Tiny paddocks can become echo chambers. When the herd is reduced, we tend to operate similarly, think the same way, forward media the group will like, and follow the strongest voice. When we only have a few we can rely on and times are hard, we better not disagree whilst in a small paddock. There is nowhere to turn. We need to graze in a consistent pattern. In our isolation, there is little opportunity to engage in opposition discourse face to face with those outside our paddock, so eventually, we lose empathy for the other guys hanging out somewhere else on the farm munching on a different hybrid of grass.
The “Coddling of the American Mind” by Greg Lukianoff and Jonathan Haidt lays out similar concerns. “Children must be challenged and exposed to stressors — including different perspectives — in order to thrive.” I contend that our tiny paddocks of virtual meetings and like-minded memes are inhibiting understanding beyond our immediate personal likes and interests.
In protecting our larger herd, we are widening the gap and nurturing polarity. When we expand our literal connections whether it is through our work, church, the classroom, dinner or drinks out with friends of friends, or a civilian sell at TJ Maxx, we learn something new, hear different perspectives. We engage in a deeper dive whether conscious or not because we are there, in person, it is right in front of us without our seeking it.
My daughter, Eliza, graduated virtually from Emory in the spring and began her job in NYC remotely in July.
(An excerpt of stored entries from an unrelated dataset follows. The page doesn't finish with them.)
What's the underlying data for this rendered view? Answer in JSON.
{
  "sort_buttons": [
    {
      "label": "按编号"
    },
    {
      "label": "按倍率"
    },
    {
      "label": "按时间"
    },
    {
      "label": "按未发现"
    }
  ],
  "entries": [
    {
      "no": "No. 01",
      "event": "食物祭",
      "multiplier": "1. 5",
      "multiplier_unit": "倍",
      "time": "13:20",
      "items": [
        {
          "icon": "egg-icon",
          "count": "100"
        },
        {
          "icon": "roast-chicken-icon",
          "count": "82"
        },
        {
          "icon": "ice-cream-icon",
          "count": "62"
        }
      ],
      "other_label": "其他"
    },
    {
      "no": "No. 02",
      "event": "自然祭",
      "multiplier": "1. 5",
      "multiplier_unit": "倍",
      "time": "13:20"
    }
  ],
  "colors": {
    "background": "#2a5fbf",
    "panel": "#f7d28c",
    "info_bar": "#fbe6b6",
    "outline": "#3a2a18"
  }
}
In early August she said, “None of us like working, mom.” Saddened, I replied, “It’s because you aren’t in the workplace. Zoom is not a workplace. There’s no culture in remote. You just need to go.” And be challenged, I thought.
Just a year ago, at a restaurant in Florida, my dad and I got into a huge fight about politics. We do not see eye to eye, but because we were eye to eye (across the table from one another), we talked tough, and each of us may have learned something new. Virtually or over the phone, my dad and I would never engage in that discourse.
After the election, my son texted comments to me I didn’t anticipate. They did not fit within the tiny paddock where he lives at school. His words gave me hope because they showed he was thinking more broadly than the pattern of his group. It’s also likely he was venting his real feelings to me because he could not express them the way he wanted inside his school paddock.
The longer schools are closed, workplaces rely on remote meetings, travel restricted, and people are separated from even the smallest of interactions, the longer we will remain divided and polarized, culturally.
My husband’s colleague, our friend Harry, is an Irish National who lives in Japan and has built a very successful business there. He is fluent in English, Gaelic, Japanese, French, and American politics. Harry was in America for business last month. Dan and I cooked, Harry and I shared some wine, and over the kitchen island, we talked. We gave our perspective, and Harry offered his more global one. We agreed on some things and disagreed on others. We all learned new and potentially perspective-changing ideas. Important to note: Harry and I have never Zoomed, texted, nor talked over the phone. Harry insists on strong eye contact when we raise our wine glasses. I insist that the same eye contact is crucial to expanding our understanding of our fellow human beings.
Now back to my fantasy dinner party. My story is over, finally. The bottle of wine is empty and all of you at the dinner table are scratching your heads wondering, “where on earth did that come from?” Awkward silence…Quick, somebody tell a joke! (And don’t forget the wink face emoji).